To say that the script (Ron Bass and Anna Hamilton Phelan, indicating problems, based on two biographies, “East To The Dawn” by Susan Butler and “The Sound of Wings” by Mary Lovell)) is banal doesn’t do it justice. For the life of me when it was over I couldn’t figure out how Nair got 111 minutes out of this script. But there are an awful lot of takeoffs and landings.

There are lots of things that she could have covered. Amelia’s backstory, when she was a nurse during the WWI Great Influenza Epidemic among many other things, is interesting but totally ignored.

In her 111 minutes, Nair could have covered the issue of whether Amelia was a terrific pilot or just a creation of Putnam’s PR genius, as has been speculated. Nair alludes to it, but she never really gets into whether or not Amelia really knew what she was doing in the cockpit, even though we see lots and lots and lots of scenes with her flying.

Despite Amelia’s compelling story Nair completely fails to capture it or the controversy that surrounds her to this day. Oh, Nair does have Amelia say that her father was the funniest person she ever knew but was a horrible alcoholic who never gave her what she wanted. And she tells Putnam that the reason she always wears pants is because she has ugly legs. Well, gee, I’m glad I know those things.
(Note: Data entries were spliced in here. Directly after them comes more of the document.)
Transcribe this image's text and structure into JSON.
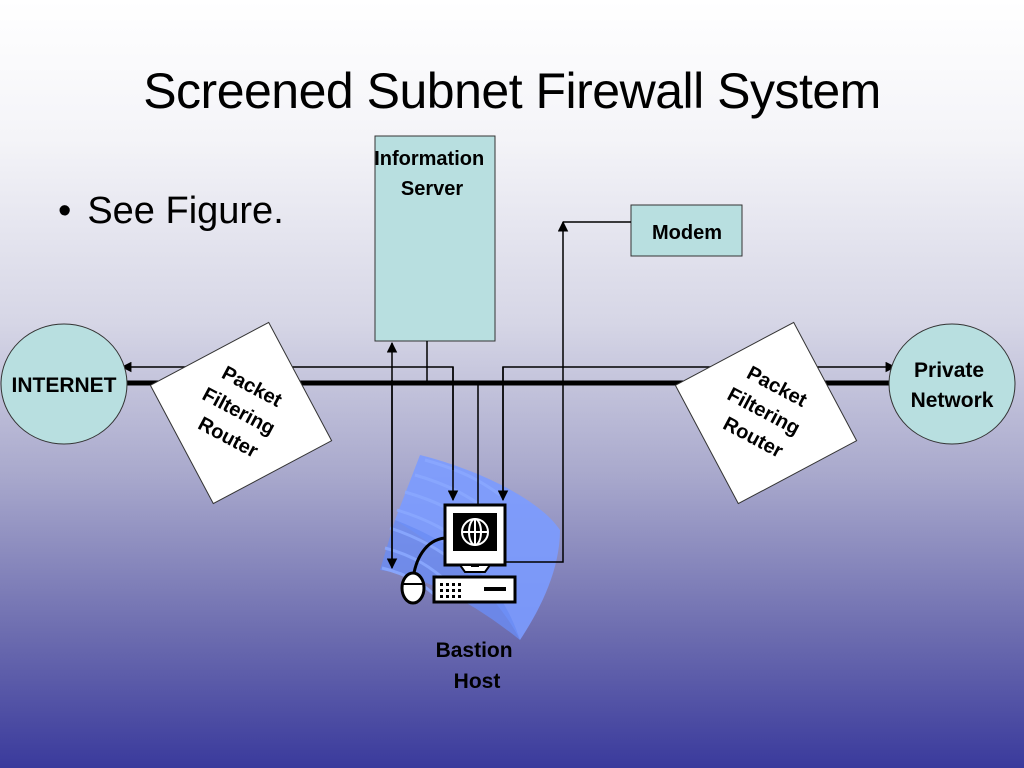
{
  "slide": {
    "title": "Screened Subnet Firewall System",
    "bullets": [
      {
        "marker": "•",
        "text": "See Figure."
      }
    ]
  },
  "diagram": {
    "nodes": {
      "internet": {
        "label": "INTERNET",
        "shape": "ellipse",
        "fill": "#b8dfe0"
      },
      "private_network": {
        "label_lines": [
          "Private",
          "Network"
        ],
        "shape": "ellipse",
        "fill": "#b8dfe0"
      },
      "info_server": {
        "label_lines": [
          "Information",
          "Server"
        ],
        "shape": "rect",
        "fill": "#b8dfe0"
      },
      "modem": {
        "label": "Modem",
        "shape": "rect",
        "fill": "#b8dfe0"
      },
      "router_left": {
        "label_lines": [
          "Packet",
          "Filtering",
          "Router"
        ],
        "shape": "rotated-square",
        "fill": "#ffffff"
      },
      "router_right": {
        "label_lines": [
          "Packet",
          "Filtering",
          "Router"
        ],
        "shape": "rotated-square",
        "fill": "#ffffff"
      },
      "bastion_host": {
        "label_lines": [
          "Bastion",
          "Host"
        ],
        "icon": "computer-globe-icon"
      }
    },
    "connections": [
      {
        "from": "bastion_host",
        "to": "internet",
        "arrow": "end"
      },
      {
        "from": "bastion_host",
        "to": "private_network",
        "arrow": "end"
      },
      {
        "from": "bastion_host",
        "to": "info_server",
        "arrow": "end"
      },
      {
        "from": "bastion_host",
        "to": "modem",
        "arrow": "end"
      },
      {
        "from": "info_server",
        "to": "bastion_host",
        "arrow": "end"
      },
      {
        "from": "router_left",
        "to": "router_right",
        "style": "thick-backbone"
      }
    ],
    "colors": {
      "node_fill": "#b8dfe0",
      "router_fill": "#ffffff",
      "line": "#000000",
      "swoosh": "#7b9bff"
    }
  }
}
The film barely gets in to Amelia’s relationship with Fred Noonan (Christopher Eccleston), the navigator on her ill-fated final flight. Reputed to be the best navigator extant, he was apparently also an alcoholic, like her father, and Amelia apparently had problems with him during the flight. But the film only alludes to that.

The story is made more difficult by the time-warp way it’s told, flashing back and forth between the doomed final flight and Amelia’s recent story (that starts with her flight across the Atlantic in 1928 after a few scenes of her as a child and learning how to fly). It’s often difficult to tell what year it is.
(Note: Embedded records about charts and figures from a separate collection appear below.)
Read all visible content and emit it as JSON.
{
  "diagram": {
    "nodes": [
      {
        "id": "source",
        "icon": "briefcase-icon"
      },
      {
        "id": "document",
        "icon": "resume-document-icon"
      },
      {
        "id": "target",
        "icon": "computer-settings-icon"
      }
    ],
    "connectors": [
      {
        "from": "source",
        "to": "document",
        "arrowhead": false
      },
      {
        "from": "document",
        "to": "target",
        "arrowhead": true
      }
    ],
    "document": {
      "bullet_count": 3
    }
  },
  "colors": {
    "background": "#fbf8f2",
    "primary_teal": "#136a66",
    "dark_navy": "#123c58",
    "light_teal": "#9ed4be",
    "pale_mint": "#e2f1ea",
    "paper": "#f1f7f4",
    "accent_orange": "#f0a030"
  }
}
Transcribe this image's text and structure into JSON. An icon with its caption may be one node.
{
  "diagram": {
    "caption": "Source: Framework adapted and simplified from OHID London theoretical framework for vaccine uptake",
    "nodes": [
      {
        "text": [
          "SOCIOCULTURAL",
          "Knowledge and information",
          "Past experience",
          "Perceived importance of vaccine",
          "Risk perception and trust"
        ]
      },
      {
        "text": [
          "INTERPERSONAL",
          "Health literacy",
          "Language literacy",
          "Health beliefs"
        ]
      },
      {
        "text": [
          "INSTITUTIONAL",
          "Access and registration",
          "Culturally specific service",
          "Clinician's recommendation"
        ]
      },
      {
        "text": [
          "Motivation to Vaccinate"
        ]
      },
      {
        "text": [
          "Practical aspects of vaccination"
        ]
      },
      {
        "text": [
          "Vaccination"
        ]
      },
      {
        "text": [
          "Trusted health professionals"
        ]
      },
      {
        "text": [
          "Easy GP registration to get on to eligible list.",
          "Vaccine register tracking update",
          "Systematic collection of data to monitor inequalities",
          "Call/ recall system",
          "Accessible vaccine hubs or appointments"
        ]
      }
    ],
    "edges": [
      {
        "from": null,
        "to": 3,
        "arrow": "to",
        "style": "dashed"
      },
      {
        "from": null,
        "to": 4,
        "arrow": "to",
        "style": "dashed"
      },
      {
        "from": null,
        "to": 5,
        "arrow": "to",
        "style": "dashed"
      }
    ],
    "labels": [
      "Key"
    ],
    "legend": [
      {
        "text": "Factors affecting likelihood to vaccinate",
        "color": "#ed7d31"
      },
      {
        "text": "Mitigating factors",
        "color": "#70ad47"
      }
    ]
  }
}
Another factual problem is that the film shows that Amelia’s plane on her final flight couldn’t receive Morse Code signals, but the evidence is that the Navy did send Morse Code signals to her and she acknowledged receiving them.

That the film looks like something put together by people struggling to know how to make a film is perhaps understandable when one realizes Nair is a foreigner, has never worked with stars of this caliber, and that the Producer, Ted Waitt, is an amateur who made his money as co-founder of Gateway, Inc and is now a major philanthropist, but hasn’t even begun to make his bones as a moviemaker. Maybe one of the problems with the film is that Waitt chose someone born and raised in India to tell the story of a uniquely American icon. Nair tries to create an affinity between her and Amelia by saying, “I was born in a small town in India and Amelia was from a small-town in Kansas.” What? An American director would have had better sensibilities to American heritage.

The look is good. The cinematography (Stuart Drybuqgh) is gorgeous. Vivian Baker, Swank’s makeup artist did an award-deserving job with  Swank’s look, because she is a dead ringer for Amelia, except for the toothy smile, which eventually becomes annoying.

So, when I left the theater, I asked myself, what did I just spend almost two hours watching? Basically, I saw Swank smiling, takeoff, landing, Gere smiling, takeoff, landing, teeth, Swank and Gere smiling, takeoff, landing. This is looped for 111 minutes. Ugh.